US President Donald Trump’s decision to pull America out of the Paris climate agreement will make it much more difficult for the world to attain global greenhouse gas emission reduction targets, even though its impact on efforts of other major countries, including India, is likely to be minimal.
The Paris agreement seeks to restrict the rise of global average temperatures to within 2 degrees Celsius from pre-industrial times — what science says is necessary to prevent catastrophic and irreversible impacts of climate change.
As part of its contribution towards this goal, the US had pledged to reduce its greenhouse gas emissions by 26-28 per cent, compared to 2005 levels, by 2025.
In real terms, this translates into a reduction of about 2 billion tonnes of carbon dioxide equivalent emissions from the 2005 levels of 7.4 billion tonnes by 2025. US emissions have already fallen from 2005 levels — it is currently estimated to be around 6.8 billion tonnes per year.
While Trump has decided to walk away from the Paris Agreement, he has not explicitly abandoned the emission reduction target, although he has stopped “implementation” of the actions to achieve the target.
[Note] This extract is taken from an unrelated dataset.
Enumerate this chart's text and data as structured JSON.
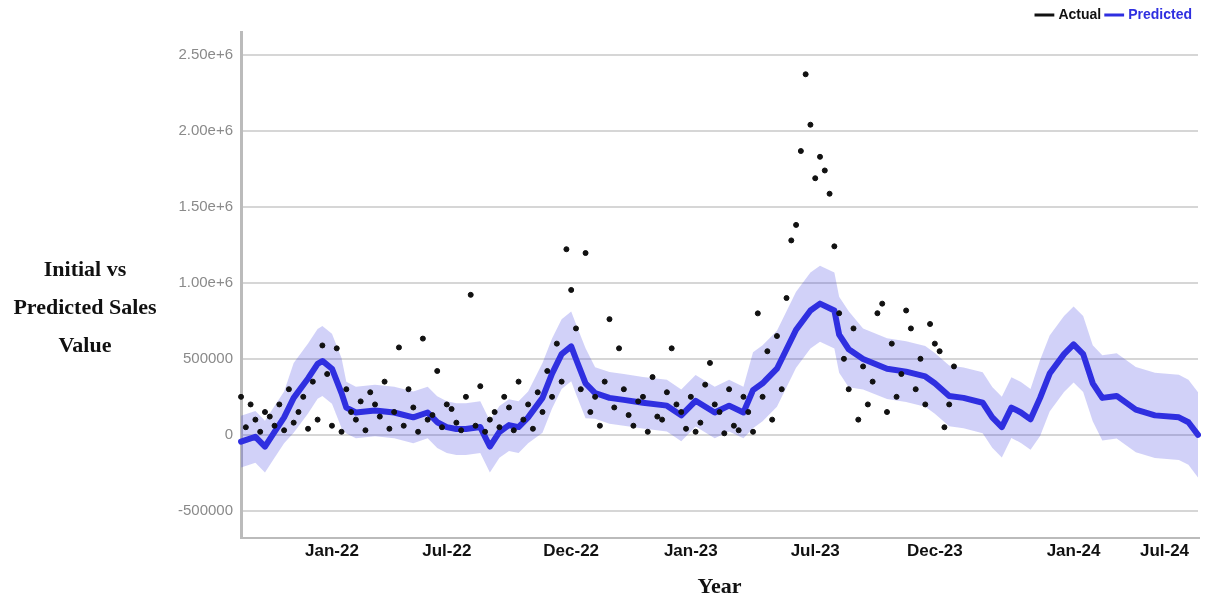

He also reiterated his commitment to reopen some coal mines and hinted at slowing down the reduction in coal power generation, all of which would severely erode that target.
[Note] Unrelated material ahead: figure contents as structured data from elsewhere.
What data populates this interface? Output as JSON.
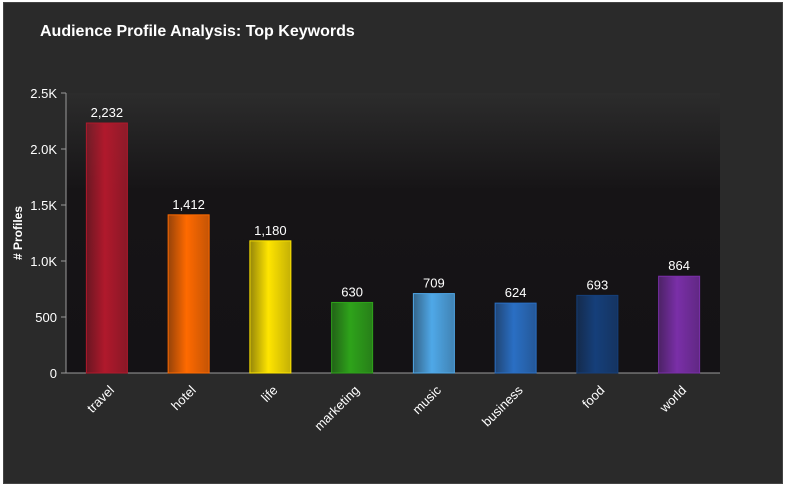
{
  "chart_data": {
    "type": "bar",
    "title": "Audience Profile Analysis: Top Keywords",
    "xlabel": "",
    "ylabel": "# Profiles",
    "ylim": [
      0,
      2500
    ],
    "yticks": [
      0,
      500,
      1000,
      1500,
      2000,
      2500
    ],
    "ytick_labels": [
      "0",
      "500",
      "1.0K",
      "1.5K",
      "2.0K",
      "2.5K"
    ],
    "categories": [
      "travel",
      "hotel",
      "life",
      "marketing",
      "music",
      "business",
      "food",
      "world"
    ],
    "values": [
      2232,
      1412,
      1180,
      630,
      709,
      624,
      693,
      864
    ],
    "data_labels": [
      "2,232",
      "1,412",
      "1,180",
      "630",
      "709",
      "624",
      "693",
      "864"
    ],
    "colors": [
      "#b0192c",
      "#ff6a00",
      "#ffe500",
      "#2ea31a",
      "#4fa8e8",
      "#2a6fc4",
      "#153f7a",
      "#7a2fa8"
    ],
    "grid": false,
    "legend": "none"
  }
}
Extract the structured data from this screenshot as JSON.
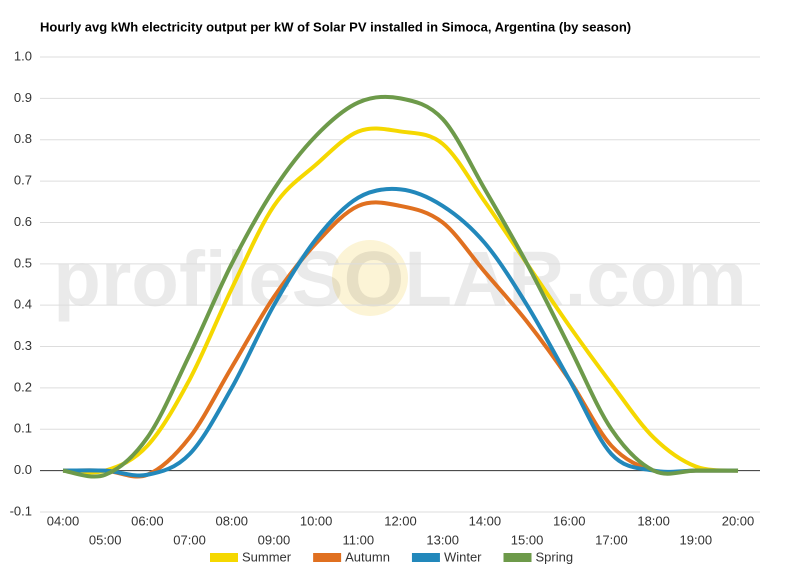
{
  "chart_data": {
    "type": "line",
    "title": "Hourly avg kWh electricity output per kW of Solar PV installed in Simoca, Argentina (by season)",
    "watermark": "profileSOLAR.com",
    "categories": [
      "04:00",
      "05:00",
      "06:00",
      "07:00",
      "08:00",
      "09:00",
      "10:00",
      "11:00",
      "12:00",
      "13:00",
      "14:00",
      "15:00",
      "16:00",
      "17:00",
      "18:00",
      "19:00",
      "20:00"
    ],
    "series": [
      {
        "name": "Summer",
        "color": "#f5d800",
        "values": [
          0,
          0,
          0.06,
          0.22,
          0.44,
          0.64,
          0.74,
          0.82,
          0.82,
          0.79,
          0.65,
          0.5,
          0.35,
          0.21,
          0.08,
          0.01,
          0
        ]
      },
      {
        "name": "Autumn",
        "color": "#e07020",
        "values": [
          0,
          0,
          -0.01,
          0.08,
          0.25,
          0.42,
          0.55,
          0.64,
          0.64,
          0.6,
          0.48,
          0.36,
          0.22,
          0.06,
          0,
          0,
          0
        ]
      },
      {
        "name": "Winter",
        "color": "#2288bb",
        "values": [
          0,
          0,
          -0.01,
          0.04,
          0.2,
          0.4,
          0.56,
          0.66,
          0.68,
          0.64,
          0.55,
          0.4,
          0.22,
          0.04,
          0,
          0,
          0
        ]
      },
      {
        "name": "Spring",
        "color": "#6d9a4a",
        "values": [
          0,
          -0.01,
          0.08,
          0.28,
          0.5,
          0.68,
          0.81,
          0.89,
          0.9,
          0.85,
          0.68,
          0.5,
          0.3,
          0.1,
          0,
          0,
          0
        ]
      }
    ],
    "ylim": [
      -0.1,
      1.0
    ],
    "yticks": [
      {
        "value": -0.1,
        "label": "-0.1"
      },
      {
        "value": 0,
        "label": "0.0"
      },
      0.1,
      0.2,
      0.3,
      0.4,
      0.5,
      0.6,
      0.7,
      0.8,
      0.9,
      {
        "value": 1,
        "label": "1.0"
      }
    ],
    "grid": true,
    "legend": "bottom"
  }
}
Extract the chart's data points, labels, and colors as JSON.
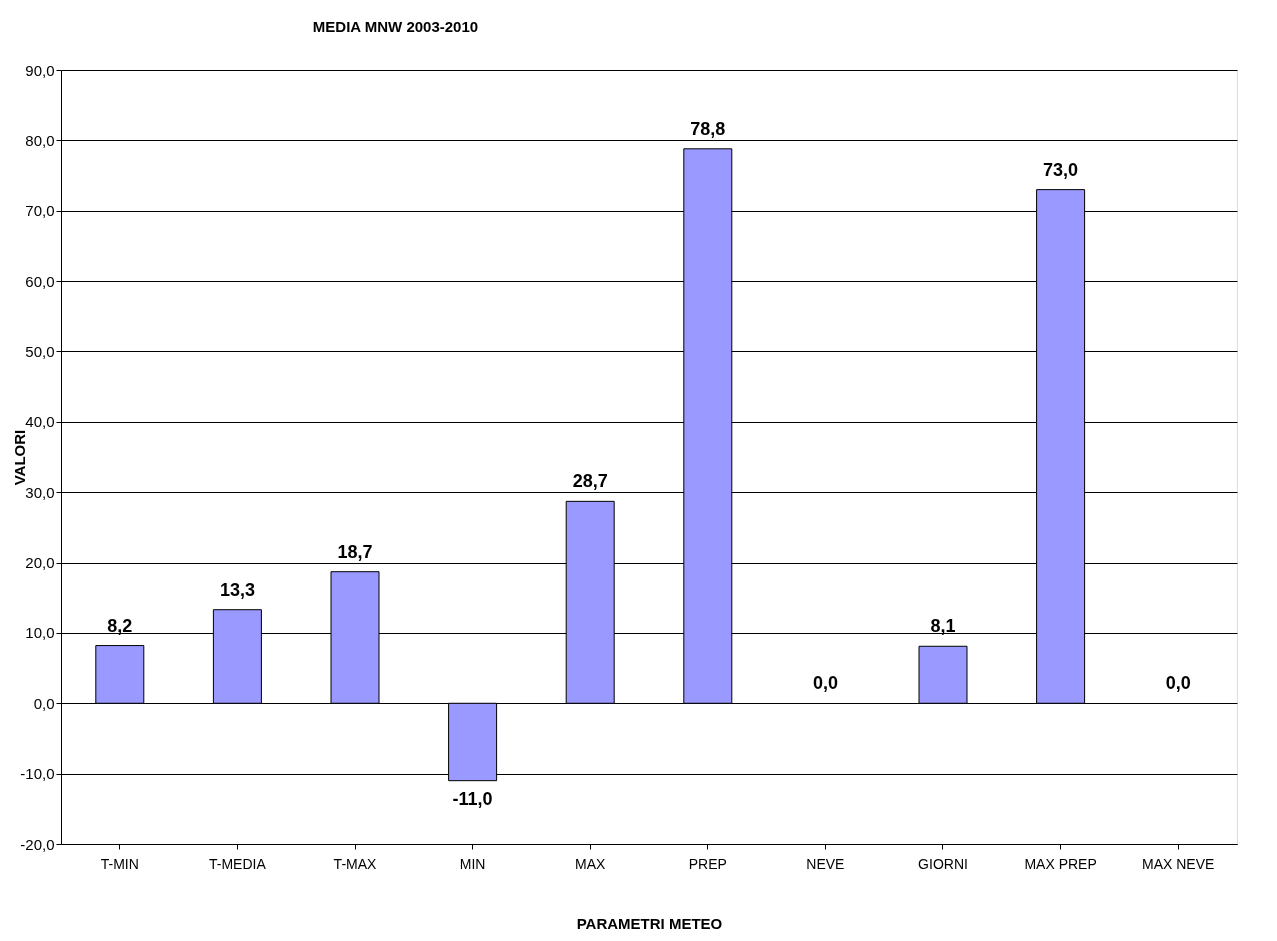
{
  "chart_data": {
    "type": "bar",
    "title": "MEDIA MNW 2003-2010",
    "xlabel": "PARAMETRI METEO",
    "ylabel": "VALORI",
    "categories": [
      "T-MIN",
      "T-MEDIA",
      "T-MAX",
      "MIN",
      "MAX",
      "PREP",
      "NEVE",
      "GIORNI",
      "MAX PREP",
      "MAX NEVE"
    ],
    "values": [
      8.2,
      13.3,
      18.7,
      -11.0,
      28.7,
      78.8,
      0.0,
      8.1,
      73.0,
      0.0
    ],
    "value_labels": [
      "8,2",
      "13,3",
      "18,7",
      "-11,0",
      "28,7",
      "78,8",
      "0,0",
      "8,1",
      "73,0",
      "0,0"
    ],
    "color": "#9999ff",
    "ylim": [
      -20,
      90
    ],
    "yticks": [
      {
        "value": -20,
        "label": "-20,0"
      },
      {
        "value": -10,
        "label": "-10,0"
      },
      {
        "value": 0,
        "label": "0,0"
      },
      {
        "value": 10,
        "label": "10,0"
      },
      {
        "value": 20,
        "label": "20,0"
      },
      {
        "value": 30,
        "label": "30,0"
      },
      {
        "value": 40,
        "label": "40,0"
      },
      {
        "value": 50,
        "label": "50,0"
      },
      {
        "value": 60,
        "label": "60,0"
      },
      {
        "value": 70,
        "label": "70,0"
      },
      {
        "value": 80,
        "label": "80,0"
      },
      {
        "value": 90,
        "label": "90,0"
      }
    ],
    "grid": "y"
  }
}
Considering that the US leaves its target — certainly, a part of it — unachieved, other countries have to try to fill in that gap by making additional emission reductions in order to keep the world on the same emissions pathway. This will be a Herculean task for the other countries, especially since some of the other major players — like the European Union, Brazil and even India — already have far more ambitious targets and action plans than the US had put forward.
For other major players, though, the US decision is no more than an irritant in their action plans to deal with climate change. This is true of India as well. India’s pledge involved three big goals. The country said it would bring down its emissions intensity — emission per unit of GDP — by 35 to 33 per cent from 2005 levels by 2030; India said it would generate at least 40 per cent of its total electricity by 2030 from non-fossil fuel sources, and it also pledged to increase its forest cover to create an additional carbon sink of about 2.5 to 3 billion tonnes of CO2 equivalent.
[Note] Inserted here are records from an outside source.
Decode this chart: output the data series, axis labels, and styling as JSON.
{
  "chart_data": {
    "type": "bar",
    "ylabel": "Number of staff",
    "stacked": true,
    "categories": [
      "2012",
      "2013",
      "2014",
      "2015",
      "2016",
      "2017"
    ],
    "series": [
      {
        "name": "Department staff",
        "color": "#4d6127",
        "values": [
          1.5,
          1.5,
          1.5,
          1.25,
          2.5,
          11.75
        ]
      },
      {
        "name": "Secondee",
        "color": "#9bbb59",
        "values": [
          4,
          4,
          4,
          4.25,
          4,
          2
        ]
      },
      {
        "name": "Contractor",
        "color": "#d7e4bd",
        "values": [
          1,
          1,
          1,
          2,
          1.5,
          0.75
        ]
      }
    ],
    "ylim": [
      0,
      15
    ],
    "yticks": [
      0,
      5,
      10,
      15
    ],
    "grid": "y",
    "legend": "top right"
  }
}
Besides, India has already embarked on a massive renewable energy programme involving installation of solar, wind and nuclear energy.
None of these initiatives is at the mercy of any US decision. All of India’s programmes are being financed by itself and being carried out with its own technology. India and the US do have a strong joint programme for clean energy and climate change but that is executed through bilateral mechanisms and has nothing to do with the Paris Agreement.
India has already made it clear that it would continue with its climate actions and has reaffirmed its commitment to the Paris Agreement. In Russia, Prime Minister Narendra Modi said India would be “responsible nation” with regard to climate change.